Paula Pfeifer Moreira

Escrevo o Crônicas da Surdez desde 2010, e também escrevo o blog Sweetest Person desde 2007. Sou bacharel em Ciências Sociais pela UFSM, escritora e empresária. Moro no Rio de Janeiro e tenho 34 anos. Meu diagnóstico é de deficiência auditiva bilateral neurossensorial e progressiva. Tenho Implante Coclear nos dois ouvidos. Em 2013 lancei o livro Crônicas da Surdez (Ed. Plexus) e em 2015, Novas Crônicas da Surdez: epifanias do implante coclear (Ed. Plexus), que já foi traduzido para o inglês.

3 Comentários

  • Paula sua linda, você é demais!
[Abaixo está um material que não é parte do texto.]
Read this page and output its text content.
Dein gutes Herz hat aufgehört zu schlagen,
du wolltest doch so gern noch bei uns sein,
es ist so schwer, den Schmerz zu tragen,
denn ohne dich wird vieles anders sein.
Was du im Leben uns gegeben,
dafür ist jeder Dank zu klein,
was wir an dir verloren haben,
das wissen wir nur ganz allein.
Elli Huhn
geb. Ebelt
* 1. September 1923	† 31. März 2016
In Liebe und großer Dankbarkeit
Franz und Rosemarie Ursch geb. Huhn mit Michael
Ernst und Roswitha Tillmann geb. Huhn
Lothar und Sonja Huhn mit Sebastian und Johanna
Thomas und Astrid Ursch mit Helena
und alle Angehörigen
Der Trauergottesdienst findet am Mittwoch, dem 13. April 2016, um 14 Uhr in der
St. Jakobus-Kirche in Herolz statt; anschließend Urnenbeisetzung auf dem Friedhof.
Nunca consegui entender minha audição, nem sequer sabia pq os médicos diagnosticam minha perda auditiva como neurosensorial, agora vi no seu post q ela é caracterizada pela deficiência de decodificação dos sons, e é o realmente acontece comigo. Fico confusa com isso, pois ouço muitos sons porém tenho dificuldades de compreendê-los, falo ao telefone, ouço músicas com fone de ouvido e a TV pode está no último volume que não compreendo, só consigo acompanhar por legendas. Acho q a voz muito robótica.. .. fala humana, compreendo às vezes dependendo da dicção da pessoa, porém meu salva vida tem sido a leitura labial. Quando falo com um desconhecido, sempre perguntam se falo espanhol, minha dicção não é uma das melhores, porém algumas pessoas entendem.

  • Só agora tendo conhecendo sobre audição, pude perceber o envolvimento entre a audição e o cérebro.